The analysis undertaken by the learned Magistrate is expressed in the following conclusion:
“I find that the appellant, Vicky Mana, had sustained a personal injury, namely, an adjustment disorder with mixed anxiety and depressed mood. Further, that she was the worker at the relevant time. Further, her injury was arising out of the course of her employment. Further, work was a significant contributing factor to that injury which is not precluded by section 32, subsection (5) on the basis that, on a global evaluation, the management action involved in this case was not reasonable management action taken in a reasonable way.”
The reference to “a global evaluation” points to the conclusion that the learned Magistrate misunderstood the onus of proof and, in effect, required the regulator to prove that the management action was reasonable and taken in a reasonable way. This was an error.
Conclusion
The circumstances of this decision under appeal are, unfortunately, remarkably like the circumstances of the previous decision in the Industrial Magistrates Court. For the reasons given above, it is not clear why the Industrial Magistrate preferred the evidence relied upon by Mrs Mana - especially with respect to the relationship with the Gilberts - over the evidence relied upon by the Regulator. Further, there was no admissible expert evidence to establish the case sought to be demonstrated by Mrs Mana. The failure to establish the basis of the evidence upon which the experts had relied was a fatal blow to the case of Mrs Mana at first instance.

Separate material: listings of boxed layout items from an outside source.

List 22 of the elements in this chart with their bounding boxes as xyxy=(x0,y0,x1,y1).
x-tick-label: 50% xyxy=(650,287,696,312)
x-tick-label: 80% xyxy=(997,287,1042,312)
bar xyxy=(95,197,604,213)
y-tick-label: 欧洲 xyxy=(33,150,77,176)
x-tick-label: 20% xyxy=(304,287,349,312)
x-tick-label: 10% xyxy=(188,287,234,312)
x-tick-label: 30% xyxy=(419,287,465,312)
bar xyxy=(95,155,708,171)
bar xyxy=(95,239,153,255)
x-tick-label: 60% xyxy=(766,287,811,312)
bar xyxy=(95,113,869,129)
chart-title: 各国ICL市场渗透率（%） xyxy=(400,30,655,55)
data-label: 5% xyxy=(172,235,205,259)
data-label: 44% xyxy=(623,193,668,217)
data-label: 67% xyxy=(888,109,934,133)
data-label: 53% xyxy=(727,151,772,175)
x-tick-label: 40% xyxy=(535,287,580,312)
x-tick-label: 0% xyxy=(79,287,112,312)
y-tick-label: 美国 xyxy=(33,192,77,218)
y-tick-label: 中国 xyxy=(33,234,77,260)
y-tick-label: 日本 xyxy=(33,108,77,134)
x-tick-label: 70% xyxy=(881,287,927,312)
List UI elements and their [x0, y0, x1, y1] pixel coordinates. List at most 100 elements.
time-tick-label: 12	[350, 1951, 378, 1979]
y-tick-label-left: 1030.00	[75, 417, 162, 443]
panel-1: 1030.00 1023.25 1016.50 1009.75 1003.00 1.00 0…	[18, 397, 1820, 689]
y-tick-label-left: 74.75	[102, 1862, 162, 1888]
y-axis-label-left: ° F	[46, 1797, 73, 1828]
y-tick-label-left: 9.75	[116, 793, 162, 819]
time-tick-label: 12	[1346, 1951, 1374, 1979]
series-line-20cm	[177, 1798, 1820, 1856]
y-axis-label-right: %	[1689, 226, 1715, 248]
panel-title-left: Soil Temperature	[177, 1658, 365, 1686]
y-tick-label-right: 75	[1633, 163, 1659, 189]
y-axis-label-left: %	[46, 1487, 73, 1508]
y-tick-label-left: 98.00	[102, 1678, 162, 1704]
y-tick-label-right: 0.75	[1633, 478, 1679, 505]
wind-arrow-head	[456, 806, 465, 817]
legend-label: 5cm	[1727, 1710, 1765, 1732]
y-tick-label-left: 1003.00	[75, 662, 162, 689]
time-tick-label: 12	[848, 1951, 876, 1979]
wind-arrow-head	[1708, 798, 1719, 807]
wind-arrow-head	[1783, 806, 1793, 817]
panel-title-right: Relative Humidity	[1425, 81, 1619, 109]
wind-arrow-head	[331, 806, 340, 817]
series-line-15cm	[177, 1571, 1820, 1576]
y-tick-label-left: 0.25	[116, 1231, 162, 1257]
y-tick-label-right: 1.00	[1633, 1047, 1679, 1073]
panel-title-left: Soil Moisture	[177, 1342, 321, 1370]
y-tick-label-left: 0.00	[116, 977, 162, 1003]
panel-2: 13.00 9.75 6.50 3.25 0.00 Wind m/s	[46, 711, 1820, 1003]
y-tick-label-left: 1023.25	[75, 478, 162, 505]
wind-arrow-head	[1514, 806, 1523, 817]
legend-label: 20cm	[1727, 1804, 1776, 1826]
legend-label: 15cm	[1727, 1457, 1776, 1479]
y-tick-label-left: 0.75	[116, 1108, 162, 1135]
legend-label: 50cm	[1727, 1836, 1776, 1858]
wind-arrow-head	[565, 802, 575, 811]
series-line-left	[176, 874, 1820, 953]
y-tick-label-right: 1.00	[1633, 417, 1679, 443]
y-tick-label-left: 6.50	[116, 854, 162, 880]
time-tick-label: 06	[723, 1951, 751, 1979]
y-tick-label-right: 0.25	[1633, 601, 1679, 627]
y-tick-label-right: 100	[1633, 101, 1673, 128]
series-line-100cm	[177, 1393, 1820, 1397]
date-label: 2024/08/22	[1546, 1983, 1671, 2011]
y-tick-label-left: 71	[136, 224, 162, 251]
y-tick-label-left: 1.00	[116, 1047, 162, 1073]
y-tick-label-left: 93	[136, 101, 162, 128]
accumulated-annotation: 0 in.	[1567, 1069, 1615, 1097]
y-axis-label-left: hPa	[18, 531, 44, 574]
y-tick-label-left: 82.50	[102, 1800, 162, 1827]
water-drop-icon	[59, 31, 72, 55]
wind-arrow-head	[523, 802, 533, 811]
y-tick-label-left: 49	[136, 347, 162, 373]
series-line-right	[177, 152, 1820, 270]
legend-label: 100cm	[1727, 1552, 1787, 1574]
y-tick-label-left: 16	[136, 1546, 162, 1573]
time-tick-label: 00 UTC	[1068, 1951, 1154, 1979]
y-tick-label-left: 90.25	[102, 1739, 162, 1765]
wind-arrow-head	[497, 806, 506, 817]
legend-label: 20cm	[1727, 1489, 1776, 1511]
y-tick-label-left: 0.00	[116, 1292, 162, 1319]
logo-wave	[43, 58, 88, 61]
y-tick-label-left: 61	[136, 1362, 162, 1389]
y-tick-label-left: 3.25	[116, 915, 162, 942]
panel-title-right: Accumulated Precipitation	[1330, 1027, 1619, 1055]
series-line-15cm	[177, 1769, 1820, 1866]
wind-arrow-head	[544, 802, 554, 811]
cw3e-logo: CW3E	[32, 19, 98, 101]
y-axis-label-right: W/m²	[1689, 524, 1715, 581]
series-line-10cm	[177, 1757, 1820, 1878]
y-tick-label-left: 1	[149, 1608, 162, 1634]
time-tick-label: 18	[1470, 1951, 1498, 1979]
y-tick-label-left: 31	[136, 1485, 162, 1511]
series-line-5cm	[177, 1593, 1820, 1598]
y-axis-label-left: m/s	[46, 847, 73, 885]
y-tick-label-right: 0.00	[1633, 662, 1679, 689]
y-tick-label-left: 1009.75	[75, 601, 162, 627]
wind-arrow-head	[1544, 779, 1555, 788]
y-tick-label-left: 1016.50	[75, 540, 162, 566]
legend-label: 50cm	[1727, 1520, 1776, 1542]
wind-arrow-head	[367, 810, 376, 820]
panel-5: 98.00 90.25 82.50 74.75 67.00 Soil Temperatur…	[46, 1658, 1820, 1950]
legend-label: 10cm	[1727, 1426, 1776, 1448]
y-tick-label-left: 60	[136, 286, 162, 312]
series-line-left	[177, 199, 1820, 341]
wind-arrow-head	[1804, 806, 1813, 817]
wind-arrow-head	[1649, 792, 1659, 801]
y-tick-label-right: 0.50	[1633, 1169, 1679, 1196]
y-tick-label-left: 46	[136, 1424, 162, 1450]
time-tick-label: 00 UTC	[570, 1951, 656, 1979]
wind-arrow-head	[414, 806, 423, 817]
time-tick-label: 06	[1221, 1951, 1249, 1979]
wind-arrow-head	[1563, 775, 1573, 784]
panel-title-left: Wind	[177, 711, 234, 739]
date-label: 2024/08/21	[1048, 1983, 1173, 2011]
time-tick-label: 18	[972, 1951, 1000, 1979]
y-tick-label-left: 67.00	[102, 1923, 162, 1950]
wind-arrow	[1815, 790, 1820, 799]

One option available in the light of the above discussion is to return the matter for consideration in the Industrial Magistrates Court as occurred on the previous occasion. However, given the lapse of time and the history of this litigation, together with the inability of Mrs Mana to recall those matters which were essential to the foundation of the expert evidence, it would not be appropriate to take that course.
Orders
The orders are as follows:
(a) appeal allowed,
(b) set aside the decision of the Industrial Magistrate given on 16 December 2013,
(c) in place of that decision order that the appeal filed by Mrs Mana on 19 October 2010 be dismissed and the review decision of 14 October 2010 be confirmed.
I will hear the parties on the costs of the hearing in the Industrial Magistrates Court.
(ERRATUM
An error in [25] was corrected by deleting a reference to a later version of the Workers’ Compensation and Rehabilitation Act 2003.)